Financial Times | 15 June 2018 | Jamie Smyth
Chevron is seeking more efficient ways to develop resources after massive cost overruns with its $88bn LNG projects in Western Australia
Chevron has completed construction of two massive liquefied natural gas plants in Australia at an eye-watering cost of $88bn — and is wasting no time in trying to change how such megaprojects are developed in the country. The US oil major is operator of the Gorgon and Wheatstone facilities in Western Australia, which together will produce almost 25m tonnes of LNG per year — enough to meet annual gas demand in the Netherlands. The new plants are part of a $200bn investment splurge that should see Australia move past Qatar to be the world’s largest LNG exporter by next year.
On Friday Chevron began producing gas from the second LNG train on its Wheatstone project. But the two Chevron-led megaprojects endured construction delays and billions of dollars in cost blowouts due to technical difficulties and rising labour costs. The US oil company, which has discovered 50tn cubic feet of gas reserves in the nearby Carnarvon basin, is seeking more cost-efficient ways to develop these resources.
“Historically the LNG business has been a point-to-point approach to developing resources,” said Steve Green, president of Asia Pacific Exploration and Production at Chevron, with individual resource holders building their own facilities and pipelines, and drilling the wells if need be. “There is a more cost-effective and efficient way to see those resources developed.”

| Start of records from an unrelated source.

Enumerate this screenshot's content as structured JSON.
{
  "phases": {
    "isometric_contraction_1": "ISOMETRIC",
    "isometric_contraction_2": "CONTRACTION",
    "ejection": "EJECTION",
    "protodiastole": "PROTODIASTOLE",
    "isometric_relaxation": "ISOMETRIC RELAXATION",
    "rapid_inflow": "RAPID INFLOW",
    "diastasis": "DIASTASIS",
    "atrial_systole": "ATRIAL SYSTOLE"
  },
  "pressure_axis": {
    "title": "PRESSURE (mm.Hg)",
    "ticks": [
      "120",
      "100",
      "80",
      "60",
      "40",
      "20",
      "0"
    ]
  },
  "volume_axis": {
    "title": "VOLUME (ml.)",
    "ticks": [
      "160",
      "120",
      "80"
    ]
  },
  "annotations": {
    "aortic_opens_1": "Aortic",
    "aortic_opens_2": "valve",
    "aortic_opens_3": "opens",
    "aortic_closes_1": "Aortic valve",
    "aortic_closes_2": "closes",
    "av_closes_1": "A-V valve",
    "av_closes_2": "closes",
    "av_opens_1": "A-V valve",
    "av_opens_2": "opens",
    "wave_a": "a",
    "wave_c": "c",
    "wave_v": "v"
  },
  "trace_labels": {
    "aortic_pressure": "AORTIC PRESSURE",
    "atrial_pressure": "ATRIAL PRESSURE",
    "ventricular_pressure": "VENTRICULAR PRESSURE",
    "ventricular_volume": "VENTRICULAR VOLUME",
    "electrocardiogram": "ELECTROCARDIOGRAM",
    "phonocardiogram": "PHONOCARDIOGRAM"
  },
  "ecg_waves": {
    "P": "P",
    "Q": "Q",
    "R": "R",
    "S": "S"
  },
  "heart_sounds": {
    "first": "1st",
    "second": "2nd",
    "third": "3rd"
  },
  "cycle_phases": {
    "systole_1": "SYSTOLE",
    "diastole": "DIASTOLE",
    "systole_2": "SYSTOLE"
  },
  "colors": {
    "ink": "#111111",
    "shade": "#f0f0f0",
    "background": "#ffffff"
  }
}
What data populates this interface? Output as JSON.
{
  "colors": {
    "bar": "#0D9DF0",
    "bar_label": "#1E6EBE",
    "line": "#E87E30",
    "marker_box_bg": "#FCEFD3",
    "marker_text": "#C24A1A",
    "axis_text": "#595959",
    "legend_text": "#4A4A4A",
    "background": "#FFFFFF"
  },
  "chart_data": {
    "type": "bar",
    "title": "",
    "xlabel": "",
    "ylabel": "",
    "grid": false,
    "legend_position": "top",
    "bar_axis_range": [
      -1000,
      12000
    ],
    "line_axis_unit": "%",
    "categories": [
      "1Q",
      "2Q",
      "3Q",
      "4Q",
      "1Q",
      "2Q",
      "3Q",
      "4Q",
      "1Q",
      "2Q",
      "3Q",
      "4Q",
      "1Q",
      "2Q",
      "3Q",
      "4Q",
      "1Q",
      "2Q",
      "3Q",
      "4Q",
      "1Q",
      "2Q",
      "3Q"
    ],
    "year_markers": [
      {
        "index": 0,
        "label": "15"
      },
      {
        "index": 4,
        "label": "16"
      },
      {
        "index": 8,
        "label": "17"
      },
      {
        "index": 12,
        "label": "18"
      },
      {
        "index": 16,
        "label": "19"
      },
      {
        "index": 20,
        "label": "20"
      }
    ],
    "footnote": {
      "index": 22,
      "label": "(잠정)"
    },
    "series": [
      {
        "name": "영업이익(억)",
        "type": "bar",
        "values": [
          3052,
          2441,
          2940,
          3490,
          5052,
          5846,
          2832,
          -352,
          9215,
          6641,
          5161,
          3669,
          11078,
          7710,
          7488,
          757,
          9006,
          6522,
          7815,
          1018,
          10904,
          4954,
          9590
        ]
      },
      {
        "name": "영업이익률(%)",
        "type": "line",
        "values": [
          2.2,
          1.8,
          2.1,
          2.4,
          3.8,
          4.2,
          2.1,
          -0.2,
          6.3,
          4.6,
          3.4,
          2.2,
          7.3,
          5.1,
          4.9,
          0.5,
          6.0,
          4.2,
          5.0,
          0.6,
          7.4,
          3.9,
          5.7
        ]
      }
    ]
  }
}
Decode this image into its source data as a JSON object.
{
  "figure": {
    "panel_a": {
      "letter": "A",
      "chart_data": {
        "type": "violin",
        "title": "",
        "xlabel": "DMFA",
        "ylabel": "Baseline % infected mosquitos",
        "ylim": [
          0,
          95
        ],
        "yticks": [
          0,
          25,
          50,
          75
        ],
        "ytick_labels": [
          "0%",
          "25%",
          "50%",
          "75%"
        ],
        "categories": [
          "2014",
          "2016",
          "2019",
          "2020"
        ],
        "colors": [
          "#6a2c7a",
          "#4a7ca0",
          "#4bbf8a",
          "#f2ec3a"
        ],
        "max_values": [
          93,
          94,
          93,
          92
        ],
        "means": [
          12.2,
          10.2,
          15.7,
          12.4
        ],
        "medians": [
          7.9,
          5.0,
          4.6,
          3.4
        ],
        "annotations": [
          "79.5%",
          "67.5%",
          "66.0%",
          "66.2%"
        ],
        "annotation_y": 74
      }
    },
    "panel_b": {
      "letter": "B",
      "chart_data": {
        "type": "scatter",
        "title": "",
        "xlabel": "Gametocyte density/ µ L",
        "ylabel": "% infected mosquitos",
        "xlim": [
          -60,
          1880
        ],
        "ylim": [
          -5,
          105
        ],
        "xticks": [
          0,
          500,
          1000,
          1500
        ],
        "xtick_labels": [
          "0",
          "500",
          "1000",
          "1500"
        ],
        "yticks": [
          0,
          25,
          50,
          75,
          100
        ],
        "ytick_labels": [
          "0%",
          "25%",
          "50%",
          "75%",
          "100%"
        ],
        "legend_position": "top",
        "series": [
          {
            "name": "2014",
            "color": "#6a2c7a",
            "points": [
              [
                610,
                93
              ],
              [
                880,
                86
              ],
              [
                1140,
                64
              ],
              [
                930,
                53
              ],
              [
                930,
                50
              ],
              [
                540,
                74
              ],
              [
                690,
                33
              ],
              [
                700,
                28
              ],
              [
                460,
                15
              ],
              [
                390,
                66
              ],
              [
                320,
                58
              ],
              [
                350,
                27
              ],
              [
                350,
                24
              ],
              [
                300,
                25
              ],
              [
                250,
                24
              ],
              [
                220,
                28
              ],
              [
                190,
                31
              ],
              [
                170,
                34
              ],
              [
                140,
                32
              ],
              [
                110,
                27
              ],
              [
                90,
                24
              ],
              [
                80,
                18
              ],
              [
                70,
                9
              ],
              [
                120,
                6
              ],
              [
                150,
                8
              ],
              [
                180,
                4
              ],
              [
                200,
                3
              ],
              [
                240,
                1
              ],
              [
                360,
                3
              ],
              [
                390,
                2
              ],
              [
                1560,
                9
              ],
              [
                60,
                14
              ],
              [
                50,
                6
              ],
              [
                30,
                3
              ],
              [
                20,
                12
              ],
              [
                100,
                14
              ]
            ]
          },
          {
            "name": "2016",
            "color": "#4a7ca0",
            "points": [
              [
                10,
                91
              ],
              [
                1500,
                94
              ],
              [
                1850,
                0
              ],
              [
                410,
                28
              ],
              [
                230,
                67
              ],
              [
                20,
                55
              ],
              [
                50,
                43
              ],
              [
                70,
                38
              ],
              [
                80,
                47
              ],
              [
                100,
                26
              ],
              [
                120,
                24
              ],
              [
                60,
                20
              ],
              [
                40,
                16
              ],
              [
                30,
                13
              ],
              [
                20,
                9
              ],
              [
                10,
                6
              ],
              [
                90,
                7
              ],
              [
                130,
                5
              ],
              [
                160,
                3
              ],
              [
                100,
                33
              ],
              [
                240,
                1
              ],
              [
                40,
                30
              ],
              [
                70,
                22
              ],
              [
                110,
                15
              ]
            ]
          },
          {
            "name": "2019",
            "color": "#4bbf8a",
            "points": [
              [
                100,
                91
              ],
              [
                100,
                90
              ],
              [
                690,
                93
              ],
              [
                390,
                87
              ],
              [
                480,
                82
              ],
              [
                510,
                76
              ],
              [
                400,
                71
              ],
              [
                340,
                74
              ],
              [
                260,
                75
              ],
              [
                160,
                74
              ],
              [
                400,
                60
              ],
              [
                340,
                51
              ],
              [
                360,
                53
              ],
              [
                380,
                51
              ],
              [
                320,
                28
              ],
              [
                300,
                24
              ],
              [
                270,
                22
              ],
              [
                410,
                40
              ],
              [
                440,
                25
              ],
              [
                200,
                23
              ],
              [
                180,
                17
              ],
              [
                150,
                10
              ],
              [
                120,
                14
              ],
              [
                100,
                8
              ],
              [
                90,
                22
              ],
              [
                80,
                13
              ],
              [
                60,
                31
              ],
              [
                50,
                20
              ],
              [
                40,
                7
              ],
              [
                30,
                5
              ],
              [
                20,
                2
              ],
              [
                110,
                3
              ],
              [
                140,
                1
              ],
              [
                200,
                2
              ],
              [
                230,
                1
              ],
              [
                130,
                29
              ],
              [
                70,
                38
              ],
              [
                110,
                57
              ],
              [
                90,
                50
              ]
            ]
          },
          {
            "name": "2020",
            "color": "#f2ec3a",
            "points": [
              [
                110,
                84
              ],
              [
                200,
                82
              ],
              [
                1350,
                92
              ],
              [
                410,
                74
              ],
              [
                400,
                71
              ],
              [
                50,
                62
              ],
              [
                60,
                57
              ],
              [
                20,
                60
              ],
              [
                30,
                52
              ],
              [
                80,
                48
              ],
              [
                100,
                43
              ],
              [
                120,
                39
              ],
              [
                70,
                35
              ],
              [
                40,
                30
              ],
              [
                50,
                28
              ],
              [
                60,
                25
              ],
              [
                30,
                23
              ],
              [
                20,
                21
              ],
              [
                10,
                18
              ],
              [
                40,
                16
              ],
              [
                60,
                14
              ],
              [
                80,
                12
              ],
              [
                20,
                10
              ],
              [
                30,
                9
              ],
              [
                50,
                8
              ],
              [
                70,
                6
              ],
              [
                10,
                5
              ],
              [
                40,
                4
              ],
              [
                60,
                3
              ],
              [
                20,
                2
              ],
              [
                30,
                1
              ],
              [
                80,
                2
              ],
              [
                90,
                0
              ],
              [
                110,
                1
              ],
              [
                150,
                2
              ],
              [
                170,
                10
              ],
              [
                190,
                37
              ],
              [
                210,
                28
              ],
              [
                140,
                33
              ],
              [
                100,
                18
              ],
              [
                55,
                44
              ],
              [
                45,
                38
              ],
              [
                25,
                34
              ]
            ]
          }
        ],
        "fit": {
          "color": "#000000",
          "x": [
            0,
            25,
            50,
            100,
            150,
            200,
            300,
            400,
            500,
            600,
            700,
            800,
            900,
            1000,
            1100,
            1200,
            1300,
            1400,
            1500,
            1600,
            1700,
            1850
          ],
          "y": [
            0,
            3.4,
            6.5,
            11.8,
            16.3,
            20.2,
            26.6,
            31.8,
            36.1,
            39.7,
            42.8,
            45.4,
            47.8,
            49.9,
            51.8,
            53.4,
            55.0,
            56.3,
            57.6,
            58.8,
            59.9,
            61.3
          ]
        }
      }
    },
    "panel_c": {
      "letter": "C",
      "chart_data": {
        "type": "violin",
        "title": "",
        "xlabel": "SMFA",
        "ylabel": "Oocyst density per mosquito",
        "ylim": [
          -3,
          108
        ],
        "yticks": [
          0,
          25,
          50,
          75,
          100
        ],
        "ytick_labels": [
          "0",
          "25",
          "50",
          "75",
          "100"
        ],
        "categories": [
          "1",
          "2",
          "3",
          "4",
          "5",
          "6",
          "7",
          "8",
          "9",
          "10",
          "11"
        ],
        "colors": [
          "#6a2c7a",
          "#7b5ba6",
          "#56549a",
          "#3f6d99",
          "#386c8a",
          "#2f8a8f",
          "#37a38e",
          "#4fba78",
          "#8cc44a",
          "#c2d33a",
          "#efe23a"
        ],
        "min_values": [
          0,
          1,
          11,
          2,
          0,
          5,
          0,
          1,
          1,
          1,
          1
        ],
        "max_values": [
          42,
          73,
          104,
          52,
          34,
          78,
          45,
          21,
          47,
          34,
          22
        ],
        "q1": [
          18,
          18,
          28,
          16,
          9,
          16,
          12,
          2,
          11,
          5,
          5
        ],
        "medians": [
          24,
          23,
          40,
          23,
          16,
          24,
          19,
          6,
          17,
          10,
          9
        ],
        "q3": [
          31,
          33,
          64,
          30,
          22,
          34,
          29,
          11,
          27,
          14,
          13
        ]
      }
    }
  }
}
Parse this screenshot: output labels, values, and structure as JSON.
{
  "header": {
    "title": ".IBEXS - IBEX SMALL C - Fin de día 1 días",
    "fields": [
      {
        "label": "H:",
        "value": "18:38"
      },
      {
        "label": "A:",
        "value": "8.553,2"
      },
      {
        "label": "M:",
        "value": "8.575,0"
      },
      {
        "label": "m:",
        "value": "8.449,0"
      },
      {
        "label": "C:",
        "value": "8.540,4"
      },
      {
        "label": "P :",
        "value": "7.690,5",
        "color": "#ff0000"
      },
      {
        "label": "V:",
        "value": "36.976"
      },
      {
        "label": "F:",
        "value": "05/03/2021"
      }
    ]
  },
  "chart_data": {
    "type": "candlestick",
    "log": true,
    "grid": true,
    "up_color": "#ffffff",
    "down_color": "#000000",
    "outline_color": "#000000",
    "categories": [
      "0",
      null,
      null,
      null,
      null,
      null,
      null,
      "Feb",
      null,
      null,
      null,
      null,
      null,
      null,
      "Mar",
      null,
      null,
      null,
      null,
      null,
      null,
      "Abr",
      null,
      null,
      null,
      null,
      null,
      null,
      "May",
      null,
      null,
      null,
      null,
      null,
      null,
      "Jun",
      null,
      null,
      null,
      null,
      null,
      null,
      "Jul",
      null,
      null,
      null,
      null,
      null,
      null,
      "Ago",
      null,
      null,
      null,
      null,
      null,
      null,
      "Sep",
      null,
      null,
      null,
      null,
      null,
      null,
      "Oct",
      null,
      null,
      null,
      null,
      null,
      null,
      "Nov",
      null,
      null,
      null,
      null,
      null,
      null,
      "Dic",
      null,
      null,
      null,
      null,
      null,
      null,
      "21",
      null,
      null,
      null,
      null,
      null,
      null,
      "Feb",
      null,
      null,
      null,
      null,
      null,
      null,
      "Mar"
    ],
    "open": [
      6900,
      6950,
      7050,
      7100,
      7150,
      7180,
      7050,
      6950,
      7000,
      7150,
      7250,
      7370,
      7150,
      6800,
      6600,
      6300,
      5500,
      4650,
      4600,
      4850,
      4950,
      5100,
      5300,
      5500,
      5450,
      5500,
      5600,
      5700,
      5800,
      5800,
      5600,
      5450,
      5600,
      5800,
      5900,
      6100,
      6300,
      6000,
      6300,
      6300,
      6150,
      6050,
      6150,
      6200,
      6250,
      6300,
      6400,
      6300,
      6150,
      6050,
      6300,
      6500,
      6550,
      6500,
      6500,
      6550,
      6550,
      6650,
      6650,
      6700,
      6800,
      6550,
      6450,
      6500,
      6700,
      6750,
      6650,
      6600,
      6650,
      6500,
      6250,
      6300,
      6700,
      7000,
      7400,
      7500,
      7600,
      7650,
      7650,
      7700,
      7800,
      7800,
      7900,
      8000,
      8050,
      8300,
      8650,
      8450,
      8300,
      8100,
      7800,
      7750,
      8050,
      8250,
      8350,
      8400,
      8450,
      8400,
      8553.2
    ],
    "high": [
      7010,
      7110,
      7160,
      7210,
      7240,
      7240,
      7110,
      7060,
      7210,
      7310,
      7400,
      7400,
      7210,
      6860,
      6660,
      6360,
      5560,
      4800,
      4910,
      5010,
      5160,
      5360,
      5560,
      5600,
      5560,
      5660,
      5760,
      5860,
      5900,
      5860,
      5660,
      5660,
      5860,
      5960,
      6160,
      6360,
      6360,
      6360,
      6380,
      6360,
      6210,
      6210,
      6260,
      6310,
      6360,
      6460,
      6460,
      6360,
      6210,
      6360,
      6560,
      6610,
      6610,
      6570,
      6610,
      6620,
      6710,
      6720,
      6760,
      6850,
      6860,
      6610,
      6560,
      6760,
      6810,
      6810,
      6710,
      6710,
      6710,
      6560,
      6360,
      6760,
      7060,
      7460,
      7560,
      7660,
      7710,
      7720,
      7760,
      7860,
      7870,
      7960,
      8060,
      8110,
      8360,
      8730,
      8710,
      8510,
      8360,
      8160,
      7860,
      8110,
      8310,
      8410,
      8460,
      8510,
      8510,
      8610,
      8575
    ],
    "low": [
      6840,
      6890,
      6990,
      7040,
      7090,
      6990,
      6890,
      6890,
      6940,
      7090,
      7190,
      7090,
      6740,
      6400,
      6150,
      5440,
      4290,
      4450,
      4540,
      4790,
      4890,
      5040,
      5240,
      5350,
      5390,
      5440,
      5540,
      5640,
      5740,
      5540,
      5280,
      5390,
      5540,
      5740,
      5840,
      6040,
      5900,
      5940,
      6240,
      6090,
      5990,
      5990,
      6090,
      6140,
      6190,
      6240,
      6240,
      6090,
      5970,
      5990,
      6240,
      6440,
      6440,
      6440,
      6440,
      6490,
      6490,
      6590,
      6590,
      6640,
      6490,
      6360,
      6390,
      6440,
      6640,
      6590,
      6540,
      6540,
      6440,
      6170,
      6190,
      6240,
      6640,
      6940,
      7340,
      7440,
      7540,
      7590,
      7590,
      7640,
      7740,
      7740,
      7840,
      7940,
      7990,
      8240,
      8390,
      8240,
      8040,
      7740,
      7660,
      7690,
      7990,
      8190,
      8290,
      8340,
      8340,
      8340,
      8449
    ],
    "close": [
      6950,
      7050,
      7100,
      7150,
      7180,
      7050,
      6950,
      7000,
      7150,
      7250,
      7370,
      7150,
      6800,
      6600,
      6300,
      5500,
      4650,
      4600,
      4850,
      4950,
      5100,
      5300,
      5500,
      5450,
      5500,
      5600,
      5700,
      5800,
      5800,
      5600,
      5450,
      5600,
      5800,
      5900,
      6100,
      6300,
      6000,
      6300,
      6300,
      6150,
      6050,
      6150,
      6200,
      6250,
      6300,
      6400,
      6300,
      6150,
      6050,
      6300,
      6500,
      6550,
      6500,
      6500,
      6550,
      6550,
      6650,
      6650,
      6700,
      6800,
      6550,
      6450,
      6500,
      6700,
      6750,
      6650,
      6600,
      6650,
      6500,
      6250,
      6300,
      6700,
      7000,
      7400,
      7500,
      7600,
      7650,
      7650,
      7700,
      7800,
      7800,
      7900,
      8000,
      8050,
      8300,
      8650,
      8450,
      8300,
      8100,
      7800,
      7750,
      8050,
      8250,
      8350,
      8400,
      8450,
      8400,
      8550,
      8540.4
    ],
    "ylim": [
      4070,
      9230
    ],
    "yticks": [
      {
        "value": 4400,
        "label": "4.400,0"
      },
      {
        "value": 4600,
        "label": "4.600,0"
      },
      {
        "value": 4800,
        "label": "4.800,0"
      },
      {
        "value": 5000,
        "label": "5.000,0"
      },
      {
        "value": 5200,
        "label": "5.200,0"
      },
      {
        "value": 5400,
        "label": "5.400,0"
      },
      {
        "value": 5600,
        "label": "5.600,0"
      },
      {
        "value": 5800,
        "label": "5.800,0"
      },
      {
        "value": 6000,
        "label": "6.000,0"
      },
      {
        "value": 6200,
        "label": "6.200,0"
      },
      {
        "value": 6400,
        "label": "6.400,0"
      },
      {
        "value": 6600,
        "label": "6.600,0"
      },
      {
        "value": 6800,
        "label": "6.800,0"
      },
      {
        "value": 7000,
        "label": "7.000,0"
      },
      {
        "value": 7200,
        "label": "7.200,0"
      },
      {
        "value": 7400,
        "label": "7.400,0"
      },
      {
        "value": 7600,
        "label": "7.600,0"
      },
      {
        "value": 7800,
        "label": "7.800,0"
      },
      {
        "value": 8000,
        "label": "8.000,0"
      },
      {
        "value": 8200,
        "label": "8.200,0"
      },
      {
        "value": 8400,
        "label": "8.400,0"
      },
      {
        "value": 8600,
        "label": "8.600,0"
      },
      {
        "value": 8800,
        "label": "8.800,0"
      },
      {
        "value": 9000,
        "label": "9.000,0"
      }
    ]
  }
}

Mr Green said Chevron was talking with government and industry partners about building a sub-sea pipeline across the Carnarvon Basin, a resources-rich area off the north-west coast of Western Australia. This shared infrastructure would have multiple interconnection points that allow different groups developing gasfields in the basin to tap into them, and reduce their costs by removing the need to build their own pipelines, he said.
Chevron said the resource holders could join together to pay for the multibillion-dollar pipeline or engage a standalone infrastructure company to build the project.
According to Mr Green, reducing costs would help Australian LNG to better compete with other global producers in the Middle East, Africa and the US, which is beginning to ramp up its Asia-Pacific LNG exports. Analysts agree the idea of sharing pipeline infrastructure makes sense, citing the example of the $60bn Curtis Island projects in the state of Queensland on Australia’s east coast, where Royal Dutch Shell, Santos and Origin Energy operate three separate coal seam gas LNG plants and pipelines. In the rush to develop the resources, these projects experienced construction cost blowouts and opportunities to share infrastructure were ignored.
Martin Wilkes, managing director of RISC, an independent oil and gas consultancy, said the LNG industry is having something of a “collaboration nirvana” after realising that by co-operating more during the decade-long resource boom, which ended in 2014 when oil prices slumped from more than $100 a barrel to below $30 in 2016, they could have saved up to $30bn. “Boards are now saying ‘we can’t afford to spend this amount again’, which means collaboration is again in vogue,” said Mr Wilkes.
However, he warned that the reversal in market conditions, with oil prices higher and LNG demand from China on the rise, could again embolden producers to go it alone. Woodside, which owns 13 per cent of Wheatstone, is the key player in talks with Chevron on the idea of a shared pipeline in the Carnarvon basin.
“Boards are now saying ‘we can’t afford to spend this amount again’, which means collaboration is again in vogue”
The Australian energy company is aiming to build a pipeline connecting its existing LNG plants on the Western Australian coastline to
the Scarborough gasfield, 300km offshore, of which it owns 75 per cent. That infrastructure could be extended to reach Chevron’s nearby gas.
However, that risks complicating or delaying Woodside’s Scarborough development plans. “We think in the first instance it is best for us to build it [pipeline]. We can then integrate that into a project,” Peter Coleman, Woodside’s chief executive, told reporters recently.
Woodside has said it needs serious commitments to a shared pipeline from any interested parties by the third quarter, leaving little time to align the competing priorities of Woodside, Chevron and others.
Mr Green said he was confident Chevron could work something out with Woodside but his confidence was not shared by all industry observers, with many doubting Australia’s model of LNG development would change any time soon. “There is logic in having a common infrastructure, given the increasingly competitive LNG market and need to lower costs. Changing the North West Shelf into a tolling plant is a step in that direction,” said Neil Beveridge, an analyst at Bernstein. “However, the ‘first mover’ mindset of ‘winner takes all’ remains the norm among operators, making a Trans Carnarvon pipeline little more than a pipe dream.”